Nasional

Di Aceh, Gus Yahya Ungkap Sosok Pemimpin Ideal dan Problematikanya

Sel, 2 Juli 2024 | 11:06 WIB

Di Aceh, Gus Yahya Ungkap Sosok Pemimpin Ideal dan Problematikanya

Ketum PBNU KH Yahya Cholil Staquf (tengah) dan Ketua Umum PB-HUDA, Tgk. H. Muhammad Yusuf A. Wahab (kiri) pada seminar kebangsaan bertajuk Mencari Pemimpin Ideal untuk Aceh yang diadakan di Hotel Grand Aceh Syariah, Banda Aceh, Sabtu, 29 Juni 2024 (Foto: Helmi Abu Bakar/NU Online)

Banda Aceh, NU Online
Ketua Umum Pengurus Besar Nahdlatul Ulama (PBNU) KH Yahya Cholil Staquf mengatakan, pemimpin yang ideal adalah sosok yang mampu membawa perubahan dan merintis pembangunan.
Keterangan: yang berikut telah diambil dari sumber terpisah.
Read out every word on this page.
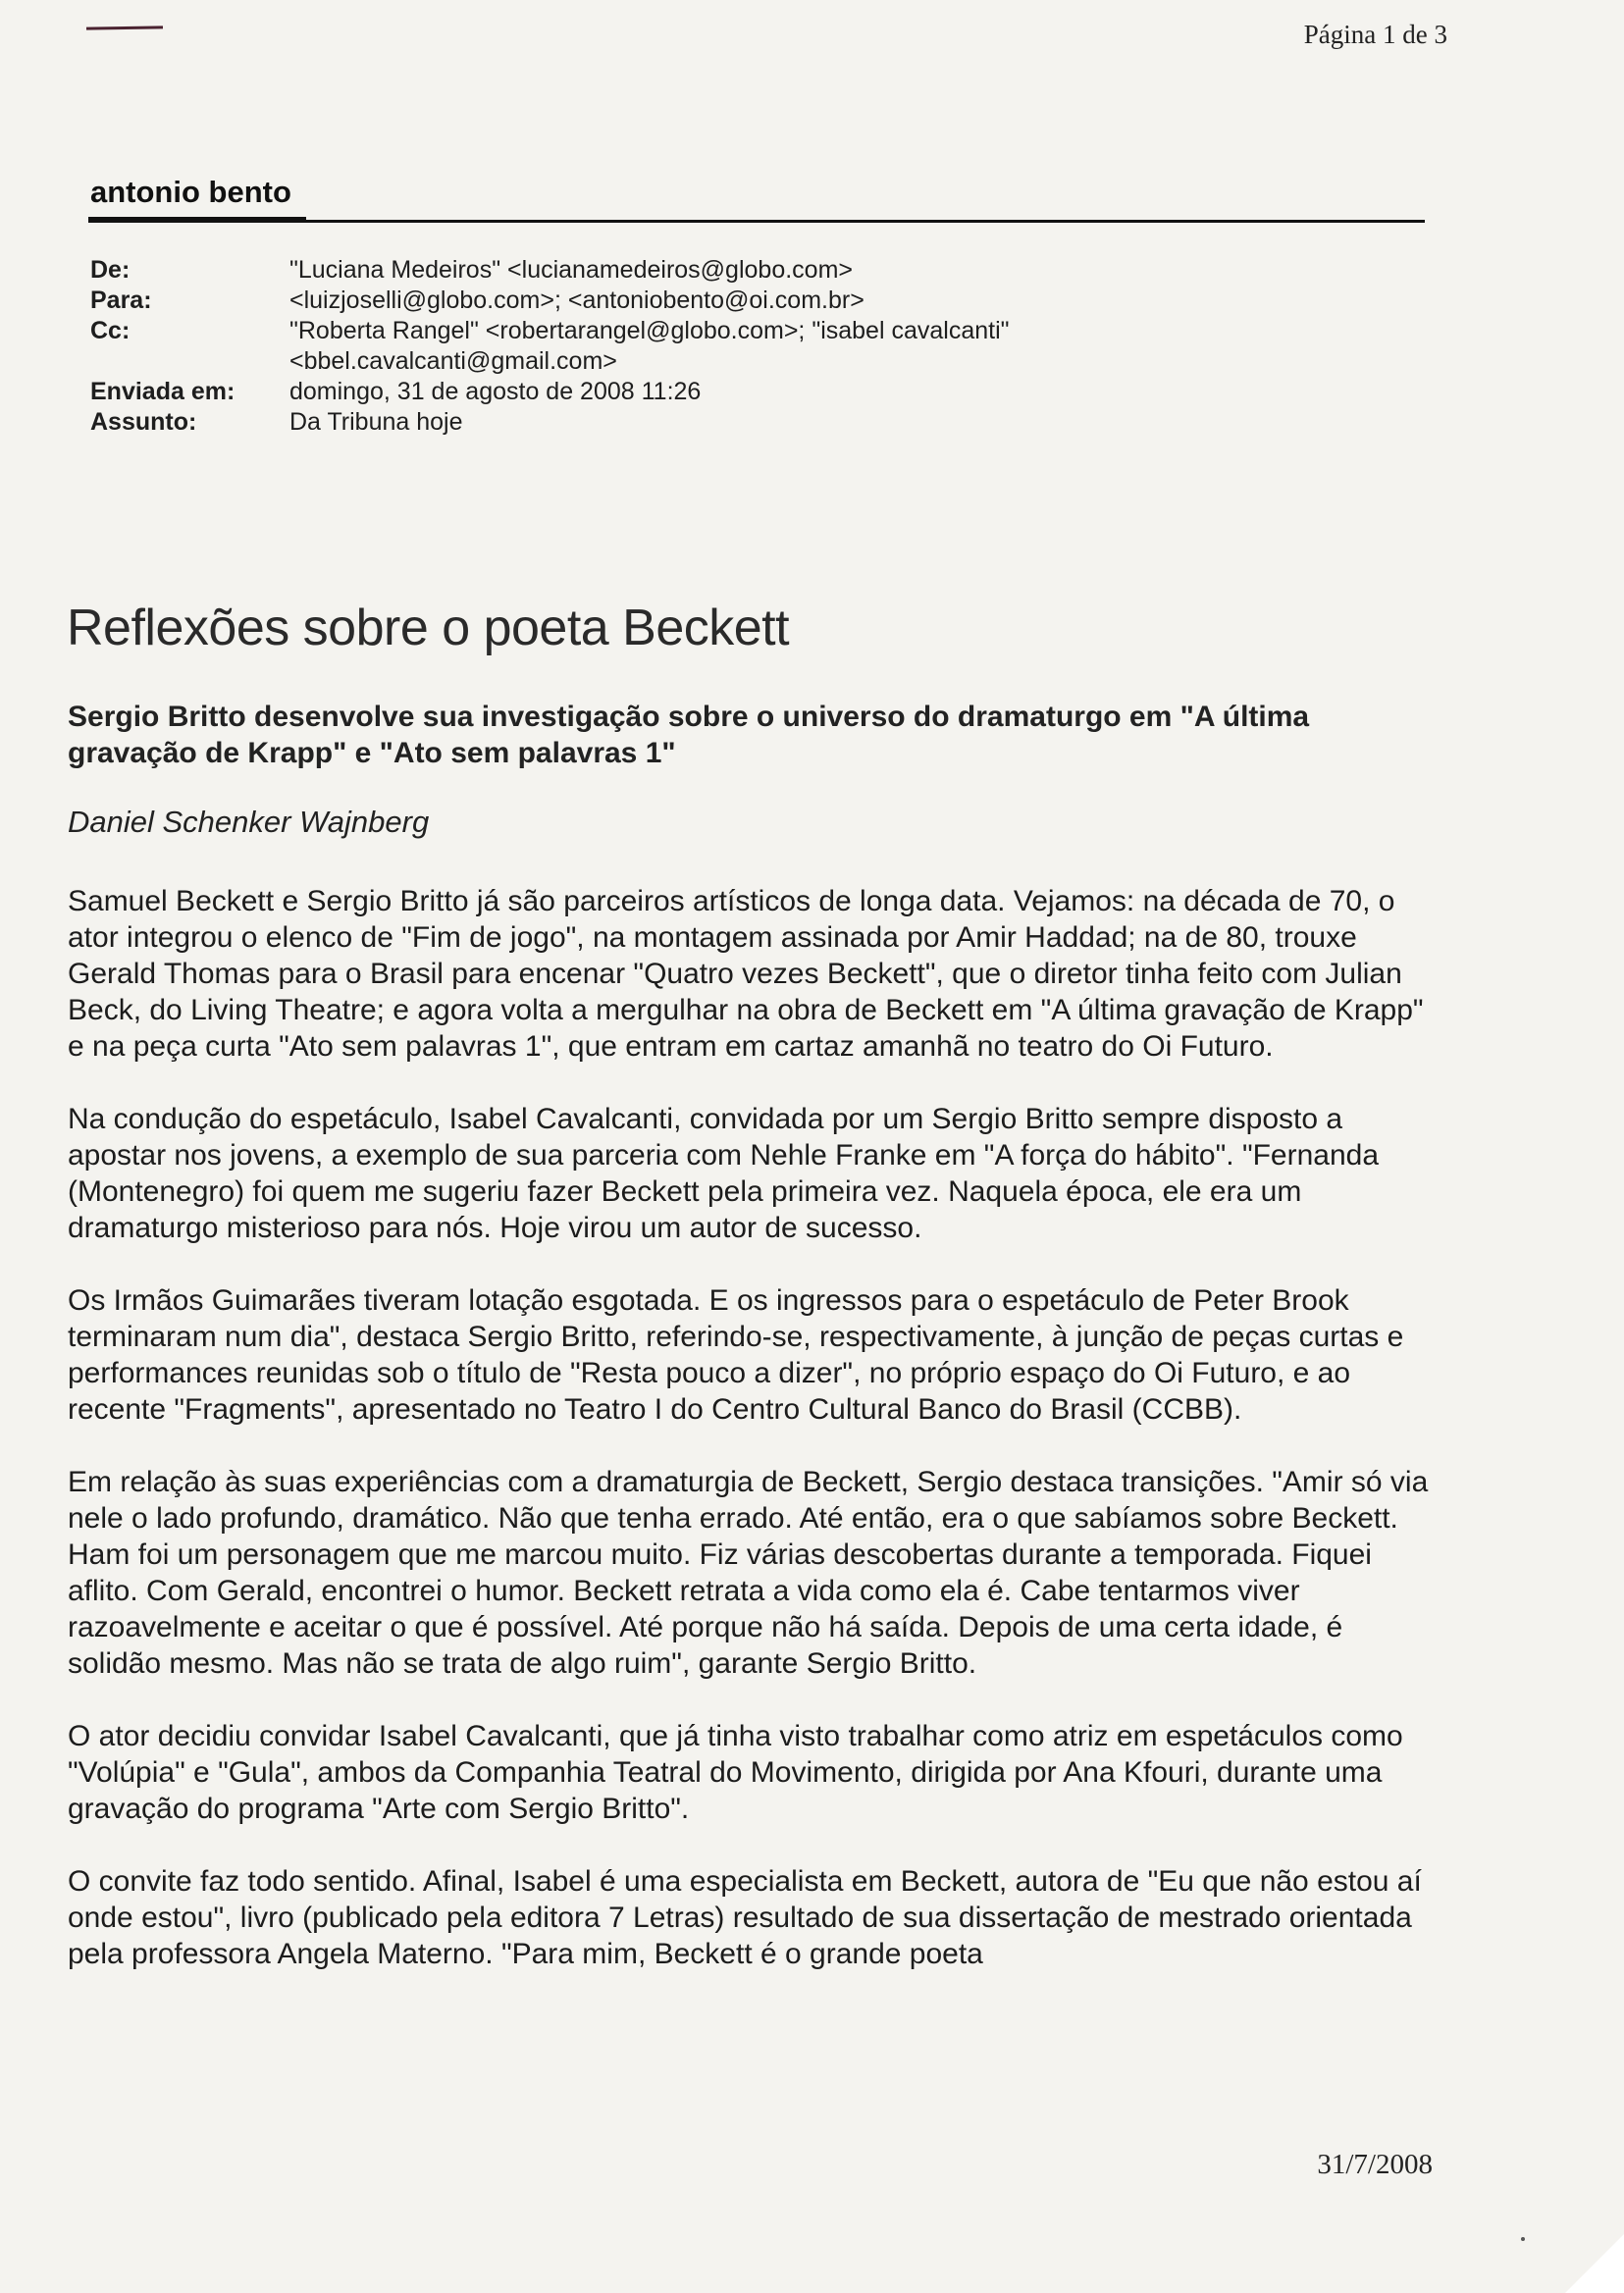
Página 1 de 3
antonio bento
De:	"Luciana Medeiros" <lucianamedeiros@globo.com>
Para:	<luizjoselli@globo.com>; <antoniobento@oi.com.br>
Cc:	"Roberta Rangel" <robertarangel@globo.com>; "isabel cavalcanti" <bbel.cavalcanti@gmail.com>
Enviada em:	domingo, 31 de agosto de 2008 11:26
Assunto:	Da Tribuna hoje
Reflexões sobre o poeta Beckett
Sergio Britto desenvolve sua investigação sobre o universo do dramaturgo em "A última gravação de Krapp" e "Ato sem palavras 1"
Daniel Schenker Wajnberg

Samuel Beckett e Sergio Britto já são parceiros artísticos de longa data. Vejamos: na década de 70, o ator integrou o elenco de "Fim de jogo", na montagem assinada por Amir Haddad; na de 80, trouxe Gerald Thomas para o Brasil para encenar "Quatro vezes Beckett", que o diretor tinha feito com Julian Beck, do Living Theatre; e agora volta a mergulhar na obra de Beckett em "A última gravação de Krapp" e na peça curta "Ato sem palavras 1", que entram em cartaz amanhã no teatro do Oi Futuro.

Na condução do espetáculo, Isabel Cavalcanti, convidada por um Sergio Britto sempre disposto a apostar nos jovens, a exemplo de sua parceria com Nehle Franke em "A força do hábito". "Fernanda (Montenegro) foi quem me sugeriu fazer Beckett pela primeira vez. Naquela época, ele era um dramaturgo misterioso para nós. Hoje virou um autor de sucesso.

Os Irmãos Guimarães tiveram lotação esgotada. E os ingressos para o espetáculo de Peter Brook terminaram num dia", destaca Sergio Britto, referindo-se, respectivamente, à junção de peças curtas e performances reunidas sob o título de "Resta pouco a dizer", no próprio espaço do Oi Futuro, e ao recente "Fragments", apresentado no Teatro I do Centro Cultural Banco do Brasil (CCBB).

Em relação às suas experiências com a dramaturgia de Beckett, Sergio destaca transições. "Amir só via nele o lado profundo, dramático. Não que tenha errado. Até então, era o que sabíamos sobre Beckett. Ham foi um personagem que me marcou muito. Fiz várias descobertas durante a temporada. Fiquei aflito. Com Gerald, encontrei o humor. Beckett retrata a vida como ela é. Cabe tentarmos viver razoavelmente e aceitar o que é possível. Até porque não há saída. Depois de uma certa idade, é solidão mesmo. Mas não se trata de algo ruim", garante Sergio Britto.

O ator decidiu convidar Isabel Cavalcanti, que já tinha visto trabalhar como atriz em espetáculos como "Volúpia" e "Gula", ambos da Companhia Teatral do Movimento, dirigida por Ana Kfouri, durante uma gravação do programa "Arte com Sergio Britto".

O convite faz todo sentido. Afinal, Isabel é uma especialista em Beckett, autora de "Eu que não estou aí onde estou", livro (publicado pela editora 7 Letras) resultado de sua dissertação de mestrado orientada pela professora Angela Materno. "Para mim, Beckett é o grande poeta

31/7/2008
"Sosok pemimpin ideal adalah sosok yang mampu merintis pembangunan seperti kepemimpinan Nabi Muhammad, sahabat, dan tabi'in di masa kejayaan Islam," ungkap kiai yang akrab disapa Gus Yahya pada seminar kebangsaan bertajuk Mencari Pemimpin Ideal untuk Aceh yang diadakan di Hotel Grand Aceh Syariah, Banda Aceh, Sabtu, 29 Juni 2024.
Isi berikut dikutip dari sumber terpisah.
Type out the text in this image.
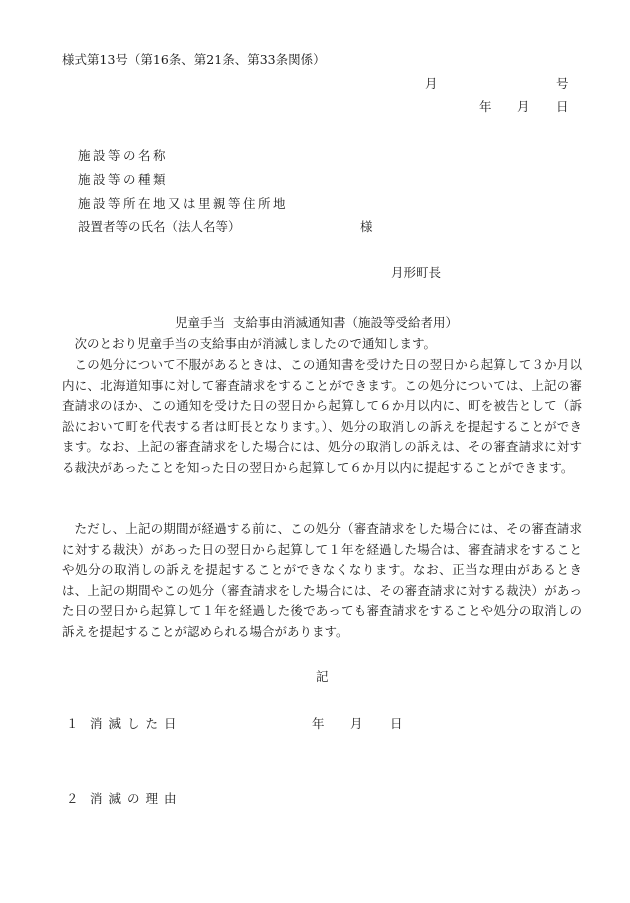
様式第13号（第16条、第21条、第33条関係）
月	号
年 月 日
施設等の名称
施設等の種類
施設等所在地又は里親等住所地
設置者等の氏名（法人名等）	様
月形町長
児童手当  支給事由消滅通知書（施設等受給者用）

次のとおり児童手当の支給事由が消滅しましたので通知します。

この処分について不服があるときは、この通知書を受けた日の翌日から起算して３か月以内に、北海道知事に対して審査請求をすることができます。この処分については、上記の審査請求のほか、この通知を受けた日の翌日から起算して６か月以内に、町を被告として（訴訟において町を代表する者は町長となります。）、処分の取消しの訴えを提起することができます。なお、上記の審査請求をした場合には、処分の取消しの訴えは、その審査請求に対する裁決があったことを知った日の翌日から起算して６か月以内に提起することができます。

ただし、上記の期間が経過する前に、この処分（審査請求をした場合には、その審査請求に対する裁決）があった日の翌日から起算して１年を経過した場合は、審査請求をすることや処分の取消しの訴えを提起することができなくなります。なお、正当な理由があるときは、上記の期間やこの処分（審査請求をした場合には、その審査請求に対する裁決）があった日の翌日から起算して１年を経過した後であっても審査請求をすることや処分の取消しの訴えを提起することが認められる場合があります。

記
１ 消滅した日	年 月 日
２ 消滅の理由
Gus Yahya menambahkan, seorang pemimpin harus mujtahid, memiliki kapasitas ilmu yang mendalam dan memahami urusan dunia dan ini sangat urgen dimiliki oleh seorang pemimpin di era digital seperti saat ini.


Kompleksitas ilmu saat ini, lanjutnya, menyebabkan ahlul ilmy (ahli ilmu) sulit mengurus urusan dunia, sementara orang berkuasa tidak sempat mengikuti pengajian.
 

‘’Sosok Rasulullah SAW juga memiliki kapasitas  gabungan dua fungsi waliyul ilmy (penguasa ilmu) dan waliyud dunya (penguasa dunia). Waliyud dunya (penguasa dunia). Rasulullah secara tidak langsung juga menguasai keduanya dan Rasulullah memiliki kapasitas tersebut. Seharusnya seorang pemimpin harus memiliki dua unsur tersebut. Namun beriring waktu kedua unsur tersebut tidak sanggup dimiliki oleh seseorang (pemimpin),” ulasnya.
 

Menurut Gus Yahya, kehidupan saat ini dengan segala permasalahannya semakin kompleks. Seorang yang jadi waliyul ilmy membutuhkan waktu yang lama untuk mempelajarinya sehingga tak sempat memikirkan tentang kapasitas yang harus dimiliki seorang waliyud dunya. Kondisi tersebut, dialami juga oleh walilyud dunya, sibuk mempelajari dan mengurus dunia dan problematikanya. 


Oleh karena itu, Gus Yahya, dalam perjalanannya, waktu yang dimiliki waaliyul ilmy dan waaliyud dunya tidak mungkin dimiliki secara utuh oleh seseorang.


"Kehidupan saat ini di era digital banyak masalah yang menyangkut kemaslahatan umat membutuhkan pemikiran revolusioner yang efektif menjawab persoalan yang ada,” ujarnya.
 

Rasulullah Saw menurut Gus Yahya bukan hanya tabligh (menyampaikan) namun perintis namun Rasulullah perintis pembangun dan peradaban. Ini juga dasar dan menjadi slogan NU jelang satu abad "Menyongsong 100 tahun Nahdlatul Ulama, merawat jagat membangun peradaban”.
 

Menurut Kiai yang akrab disapa Gus Yahya ini, tema "Menyongsong 100 tahun Nahdlatul Ulama, merawat jagat membangun peradaban” karena pihaknya yakin dan percaya bahwa para muasis pendiri Nahdlatul Ulama dulu mendirikan jamiyah ini dengan keprihatinan, kepedulian, cita-cita yang terkait dengan peradaban.
 

Gus Yahya menambahkan merawat jagat dalam slogan NU itu bukan hanya dimaknai bumi saja, namun menyeluruh dan komprehensif.
 

‘’Merawat jagat itu bukan hanya diartikan sempit namun lebih luas bukan hanya ardhu (bumi) namun ‘alam yang maknanya luas mencakup ma fissamawati wa ma fil ardhi,’’ paparnya.